Khaki Shade vs Natural Tan
Both from Sherwin-Williams's palette. Both sit in the beige-greige family, which is useful context if you're narrowing within a single hue direction. Natural Tan (LRV 65) reflects noticeably more light than Khaki Shade (LRV 44), a difference of 21 points that becomes especially apparent in rooms with limited natural light. Both lean warm, so they'll behave similarly in mixed or changing light conditions. With a ΔE of 13.7, the contrast is hard to miss. These aren't variations on a theme — they're two different answers to the same question. Below you'll find 2 real-room photo comparisons where both colors appear side by side, plus 5 simulated room previews.
Khaki Shade vs Natural Tan in Real Spaces
2 real rooms side by side. Seeing Khaki Shade and Natural Tan in actual rooms makes the difference concrete; browse the spaces below to get a feel for how each color lives on a wall.
Living Room
In a living room, color works across both daylight and evening light — the same wall can read very differently at noon and at 8pm.
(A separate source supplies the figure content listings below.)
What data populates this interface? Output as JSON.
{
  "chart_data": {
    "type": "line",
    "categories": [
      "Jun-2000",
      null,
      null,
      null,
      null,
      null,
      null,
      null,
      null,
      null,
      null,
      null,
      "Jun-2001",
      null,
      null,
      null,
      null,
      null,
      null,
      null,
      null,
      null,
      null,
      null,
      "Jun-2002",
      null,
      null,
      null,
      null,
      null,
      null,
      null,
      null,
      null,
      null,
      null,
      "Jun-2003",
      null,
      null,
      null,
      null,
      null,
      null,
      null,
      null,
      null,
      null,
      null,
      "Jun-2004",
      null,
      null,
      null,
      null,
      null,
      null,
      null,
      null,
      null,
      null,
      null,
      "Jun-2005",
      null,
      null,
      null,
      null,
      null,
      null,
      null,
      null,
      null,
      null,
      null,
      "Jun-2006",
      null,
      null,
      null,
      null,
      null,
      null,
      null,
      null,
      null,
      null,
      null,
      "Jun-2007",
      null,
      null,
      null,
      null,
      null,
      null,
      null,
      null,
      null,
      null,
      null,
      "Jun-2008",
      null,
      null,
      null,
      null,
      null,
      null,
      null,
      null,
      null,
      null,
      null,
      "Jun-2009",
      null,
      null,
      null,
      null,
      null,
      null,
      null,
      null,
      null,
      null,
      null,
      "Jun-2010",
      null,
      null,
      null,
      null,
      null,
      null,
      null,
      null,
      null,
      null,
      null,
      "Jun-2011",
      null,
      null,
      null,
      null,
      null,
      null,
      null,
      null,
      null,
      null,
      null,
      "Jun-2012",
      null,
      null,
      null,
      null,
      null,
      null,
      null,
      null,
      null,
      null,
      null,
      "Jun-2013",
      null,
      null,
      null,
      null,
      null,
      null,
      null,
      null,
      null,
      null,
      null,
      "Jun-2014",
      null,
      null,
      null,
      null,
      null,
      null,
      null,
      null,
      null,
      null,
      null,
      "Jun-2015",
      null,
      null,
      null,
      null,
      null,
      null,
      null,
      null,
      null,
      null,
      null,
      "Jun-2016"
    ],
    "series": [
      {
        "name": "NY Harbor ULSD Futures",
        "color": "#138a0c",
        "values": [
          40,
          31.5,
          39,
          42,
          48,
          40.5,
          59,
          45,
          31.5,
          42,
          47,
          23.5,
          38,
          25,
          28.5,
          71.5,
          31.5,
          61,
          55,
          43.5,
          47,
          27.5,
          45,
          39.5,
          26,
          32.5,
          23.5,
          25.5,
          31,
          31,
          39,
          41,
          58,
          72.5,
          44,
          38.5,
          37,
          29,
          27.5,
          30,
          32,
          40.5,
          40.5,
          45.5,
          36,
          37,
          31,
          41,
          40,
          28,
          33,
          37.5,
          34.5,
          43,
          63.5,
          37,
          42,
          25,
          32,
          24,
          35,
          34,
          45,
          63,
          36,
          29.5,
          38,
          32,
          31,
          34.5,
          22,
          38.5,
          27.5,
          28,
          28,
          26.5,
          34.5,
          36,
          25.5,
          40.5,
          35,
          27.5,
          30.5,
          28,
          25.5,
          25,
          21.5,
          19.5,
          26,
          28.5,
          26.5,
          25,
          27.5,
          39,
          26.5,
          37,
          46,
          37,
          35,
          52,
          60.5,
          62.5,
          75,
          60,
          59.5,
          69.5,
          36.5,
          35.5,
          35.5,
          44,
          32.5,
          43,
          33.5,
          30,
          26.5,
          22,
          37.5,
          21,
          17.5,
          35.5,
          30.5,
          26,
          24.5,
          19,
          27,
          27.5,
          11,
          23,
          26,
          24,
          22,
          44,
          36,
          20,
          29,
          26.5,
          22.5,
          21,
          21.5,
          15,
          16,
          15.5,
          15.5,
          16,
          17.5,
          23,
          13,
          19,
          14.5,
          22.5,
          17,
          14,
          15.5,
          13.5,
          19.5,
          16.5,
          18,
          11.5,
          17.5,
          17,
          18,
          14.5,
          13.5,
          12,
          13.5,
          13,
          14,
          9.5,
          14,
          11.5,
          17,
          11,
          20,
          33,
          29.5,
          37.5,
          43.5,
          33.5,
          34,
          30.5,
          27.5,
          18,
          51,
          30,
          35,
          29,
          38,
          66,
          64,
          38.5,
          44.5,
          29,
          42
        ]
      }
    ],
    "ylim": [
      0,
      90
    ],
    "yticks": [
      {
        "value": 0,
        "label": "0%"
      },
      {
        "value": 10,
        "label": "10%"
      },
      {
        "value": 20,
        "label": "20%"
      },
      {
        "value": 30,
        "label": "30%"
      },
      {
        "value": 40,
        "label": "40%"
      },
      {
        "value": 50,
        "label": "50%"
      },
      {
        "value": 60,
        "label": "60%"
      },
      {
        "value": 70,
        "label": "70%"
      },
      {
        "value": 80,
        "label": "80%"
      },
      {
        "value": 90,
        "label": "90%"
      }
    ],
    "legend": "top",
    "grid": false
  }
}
The LRV gap is large enough that Natural Tan will make the room feel meaningfully brighter than Khaki Shade would.
Home Office
The test for a home office color isn't how it looks in a quick glance — it's whether it still feels right after a full day of work. Natural Tan reflects noticeably more light off the walls, making the space read more open than Khaki Shade.
Color Details
Khaki Shade vs Natural Tan Simulated Comparison
5 simulated room previews — drag the slider on each to see Khaki Shade on one side and Natural Tan on the other.
Digital color is approximate. These simulations are generated from the manufacturer's hex values and overlaid on grayscale room photos — your screen's calibration, brightness, and viewing angle all affect how they render. Before committing to either color, test physical samples in your own space under the light you actually live with.
More Khaki Shade comparisons
See how Khaki Shade stacks up against other well-photographed colors across different brands and tones.